Just a quick note to anyone who remembers the end of Perplex City and my role in it.

A while back I was contacted by some researchers in Finland and Sweden who were working on a book about what they dubbed ‘pervasive games’ – ARGs and suchlike.

I agreed to let them use some of my photos from the climax of PXC, and I’ve just had an email from them to say the book’s now out. With photos, apparently.

You can read about it here – sounds interesting. Here’s one of the supporting quotes they’ve gathered for the marketing blurb:

“This book is the definitive guide to the past, present, and future of stories and games that jump out of their cages and into your real life. Whether it’s characters that call you on the phone or game play that happens on the bus on your way to work, this kind of immersive entertainment will define the culture of the next century as surely as the movies dominated the last one.” – Sean Stewart, Chief Creative, Fourth Wall Studios, and author of the cross-media international bestseller, Cathy’s Book

I don’t know if that’s true or not – it takes so much work, time and money to set up a game like PXC, the Beast or the one Nine Inch Nails ran for their fans, and that leaves me not at all convinced they’ll ever go mainstream.

If there isn’t a viable economic model for this sort of game – and if there is I can’t see it – then the best they’ll ever be is a marketing exercise or an underground fan-run experience.
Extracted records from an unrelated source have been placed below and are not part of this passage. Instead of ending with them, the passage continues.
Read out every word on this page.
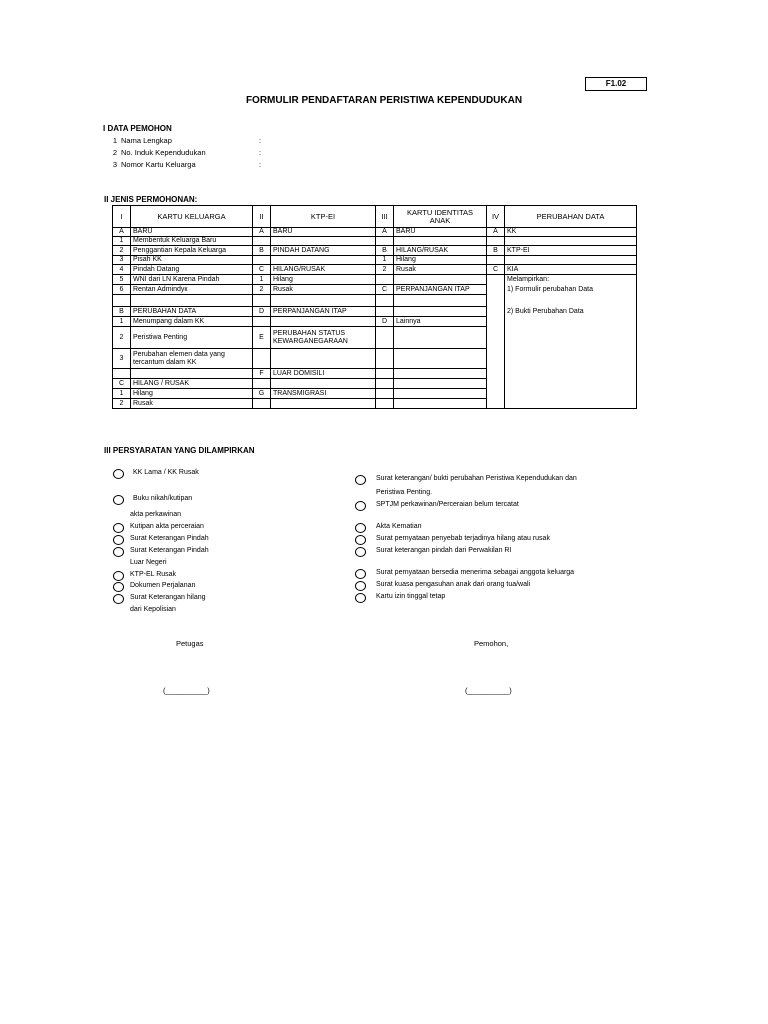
F1.02
FORMULIR PENDAFTARAN PERISTIWA KEPENDUDUKAN
I DATA PEMOHON
1 Nama Lengkap	:
2 No. Induk Kependudukan	:
3 Nomor Kartu Keluarga	:
II JENIS PERMOHONAN:
I	KARTU KELUARGA	II	KTP-EI	III	KARTU IDENTITAS ANAK	IV	PERUBAHAN DATA
A	BARU	A	BARU	A	BARU	A	KK
1	Membentuk Keluarga Baru						
2	Penggantian Kepala Keluarga	B	PINDAH DATANG	B	HILANG/RUSAK	B	KTP-EI
3	Pisah KK			1	Hilang		
4	Pindah Datang	C	HILANG/RUSAK	2	Rusak	C	KIA
5	WNI dari LN Karena Pindah	1	Hilang				Melampirkan:
6	Rentan Admindук	2	Rusak	C	PERPANJANGAN ITAP		1) Formulir perubahan Data

B	PERUBAHAN DATA	D	PERPANJANGAN ITAP				2) Bukti Perubahan Data
1	Menumpang dalam KK			D	Lainnya		
2	Peristiwa Penting	E	PERUBAHAN STATUS KEWARGANEGARAAN				
3	Perubahan elemen data yang tercantum dalam KK						
		F	LUAR DOMISILI				
C	HILANG / RUSAK						
1	Hilang	G	TRANSMIGRASI				
2	Rusak						
III PERSYARATAN YANG DILAMPIRKAN
KK Lama / KK Rusak
Buku nikah/kutipan
akta perkawinan
Kutipan akta perceraian
Surat Keterangan Pindah
Surat Keterangan Pindah
Luar Negeri
KTP-EL Rusak
Dokumen Perjalanan
Surat Keterangan hilang
dari Kepolisian
Surat keterangan/ bukti perubahan Peristiwa Kependudukan dan
Peristiwa Penting.
SPTJM perkawinan/Perceraian belum tercatat
Akta Kematian
Surat pernyataan penyebab terjadinya hilang atau rusak
Surat keterangan pindah dari Perwakilan RI
Surat pernyataan bersedia menerima sebagai anggota keluarga
Surat kuasa pengasuhan anak dari orang tua/wali
Kartu izin tinggal tetap
Petugas	Pemohon,
(__________)	(__________)
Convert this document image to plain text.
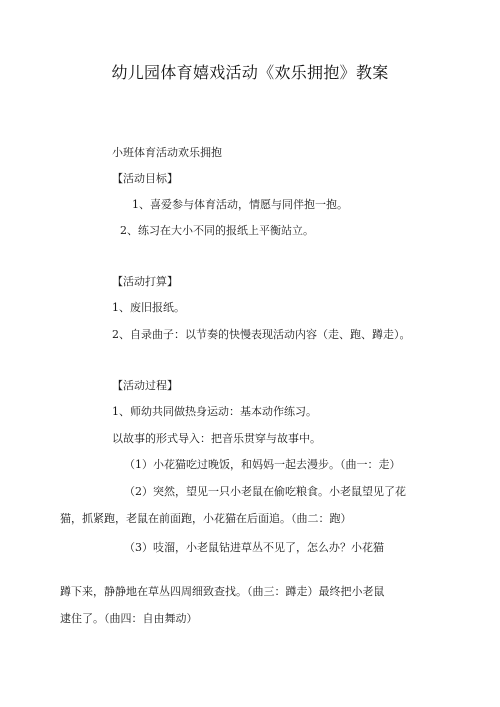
幼儿园体育嬉戏活动《欢乐拥抱》教案
小班体育活动欢乐拥抱
【活动目标】
1、喜爱参与体育活动，情愿与同伴抱一抱。
2、练习在大小不同的报纸上平衡站立。
【活动打算】
1、废旧报纸。
2、自录曲子：以节奏的快慢表现活动内容（走、跑、蹲走）。
【活动过程】
1、师幼共同做热身运动：基本动作练习。
以故事的形式导入：把音乐贯穿与故事中。
（1）小花猫吃过晚饭，和妈妈一起去漫步。（曲一：走）
（2）突然，望见一只小老鼠在偷吃粮食。小老鼠望见了花
猫，抓紧跑，老鼠在前面跑，小花猫在后面追。（曲二：跑）
（3）吱溜，小老鼠钻进草丛不见了，怎么办？小花猫
蹲下来，静静地在草丛四周细致查找。（曲三：蹲走）最终把小老鼠
逮住了。（曲四：自由舞动）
Never a dominant form of mass culture.

But that’s OK – they can be our little secret.

Like the best geocaches (by which I mean the cunning and the sneaky and the not-for-children ones), a good ARG, or pervasive game, or piece of chaotic fiction, or whatever you want to call it, is inherently subversive.

The day an ARG clue is buried in a McDonald’s tray insert, as I seem to recall Mind Candy hoped to do as part of its now-abandoned model for developing future seasons of Perplex City, is the day these games stop being worth playing for the people who enjoy them now.